Conflict-of-interest statement: All the authors declare that they have no conflict of interest.

Data sharing statement: No additional data are available.

Corresponding author: Ashu Seith Bhalla, MD, Professor, Department of Radiodiagnosis, All India Institute of Medical Sciences, New Delhi 110029, India. ashubhalla1@yahoo.com

Received: March 19, 2022
Peer-review started: March 19, 2022
First decision: June 16, 2022
Revised: July 5, 2022
Accepted: September 2, 2022
Article in press: September 2, 2022
Published online: September 28, 2022
Processing time: 187 Days and 5.3 Hours

ARTICLE HIGHLIGHTS

Research background

Contrast-enhanced multidetector computed tomography (MDCT) can provide unique information about ameloblastomas and central giant cell granulomas (CGCGs).

Research motivation

To evaluate contrast-enhanced multidetector computed tomography (MDCT) features of ameloblastomas and CGCGs.

Research objectives

To describe differentiating MDCT features in CGCGs and ameloblastomas and to compare the differences in the enhancement of these two lesions qualitatively and using histogram analysis.

Research methods

MDCTs of CGCGs and ameloblastomas were retrospectively reviewed to evaluate qualitative imaging descriptors. Histogram analysis was used to compare the extent of enhancement of the soft tissue.
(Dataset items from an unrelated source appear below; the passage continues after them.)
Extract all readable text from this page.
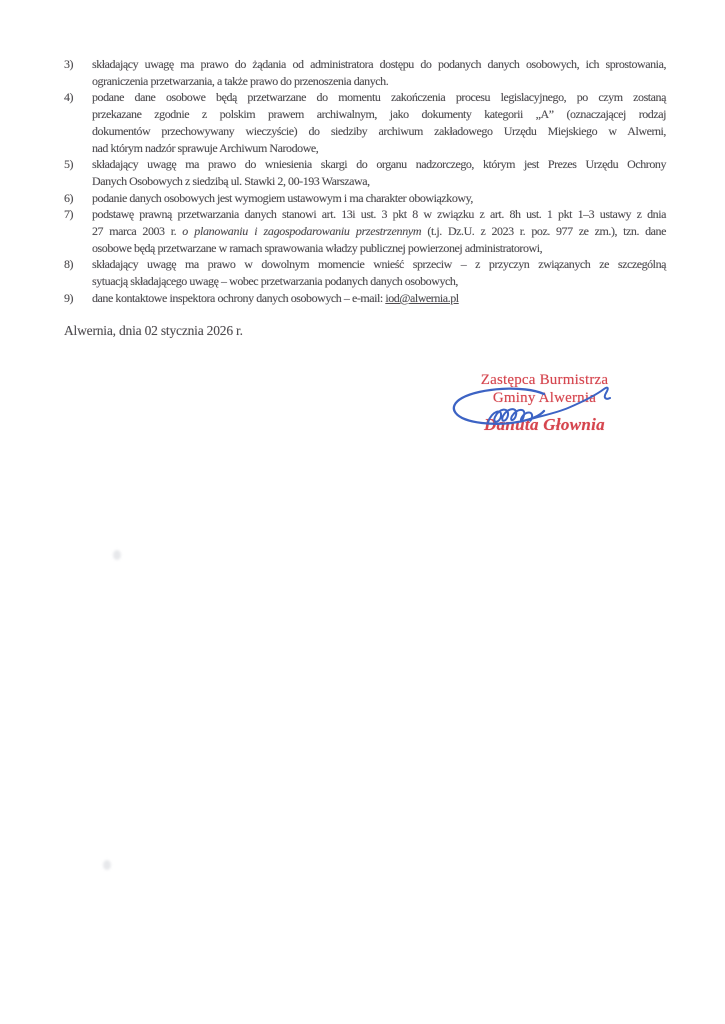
3)	składający uwagę ma prawo do żądania od administratora dostępu do podanych danych osobowych, ich sprostowania,
ograniczenia przetwarzania, a także prawo do przenoszenia danych.
4)	podane dane osobowe będą przetwarzane do momentu zakończenia procesu legislacyjnego, po czym zostaną
przekazane zgodnie z polskim prawem archiwalnym, jako dokumenty kategorii „A” (oznaczającej rodzaj
dokumentów przechowywany wieczyście) do siedziby archiwum zakładowego Urzędu Miejskiego w Alwerni,
nad którym nadzór sprawuje Archiwum Narodowe,
5)	składający uwagę ma prawo do wniesienia skargi do organu nadzorczego, którym jest Prezes Urzędu Ochrony
Danych Osobowych z siedzibą ul. Stawki 2, 00-193 Warszawa,
6)	podanie danych osobowych jest wymogiem ustawowym i ma charakter obowiązkowy,
7)	podstawę prawną przetwarzania danych stanowi art. 13i ust. 3 pkt 8 w związku z art. 8h ust. 1 pkt 1–3 ustawy z dnia
27 marca 2003 r. o planowaniu i zagospodarowaniu przestrzennym (t.j. Dz.U. z 2023 r. poz. 977 ze zm.), tzn. dane
osobowe będą przetwarzane w ramach sprawowania władzy publicznej powierzonej administratorowi,
8)	składający uwagę ma prawo w dowolnym momencie wnieść sprzeciw – z przyczyn związanych ze szczególną
sytuacją składającego uwagę – wobec przetwarzania podanych danych osobowych,
9)	dane kontaktowe inspektora ochrony danych osobowych – e-mail: iod@alwernia.pl
Alwernia, dnia 02 stycznia 2026 r.
Zastępca Burmistrza
Gminy Alwernia
Danuta Głownia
Fisher’s exact test and Mann–Whitney U test were used for statistical analysis (P < 0.05).

Research results

Twelve CGCGs and 33 ameloblastomas were reviewed. Ameloblastomas had a predilection for the posterior mandible with none of the CGCGs involving the angle. CGCGs were multilocular (58.3%), with a mixed lytic sclerotic appearance (75%). Soft tissue component was present in 91% of CGCGs, which showed hyperenhancement (compared to surrounding muscles) in 50% of cases, while the remaining showed isoenhancement. Matrix mineralisation was present in 83.3% of cases. Ameloblastomas presented as a unilocular (66.7%), lytic (60.6%) masses with solid components present in 81.8% of cases. However, the solid component showed isoenhancement in 63%. No matrix mineralisation was present in 69.7% of cases. Quantitatively, the enhancement of soft tissue in CGCGs was significantly higher than in ameloblastomas on histogram analysis (P < 0.05), with a minimum enhancement of > 49.05 HU in the tumour, providing 100% sensitivity and 85% specificity in identifying CGCG.

Research conclusions

A multilocular, lytic sclerotic lesion with significant hyperenhancing soft tissue component, which spares the angle of the mandible and has matrix mineralisation, should indicate a prospective diagnosis of CGCG.

Research perspectives

Future studies can evaluate the role of perfusion imaging for differentiating these two tumour types.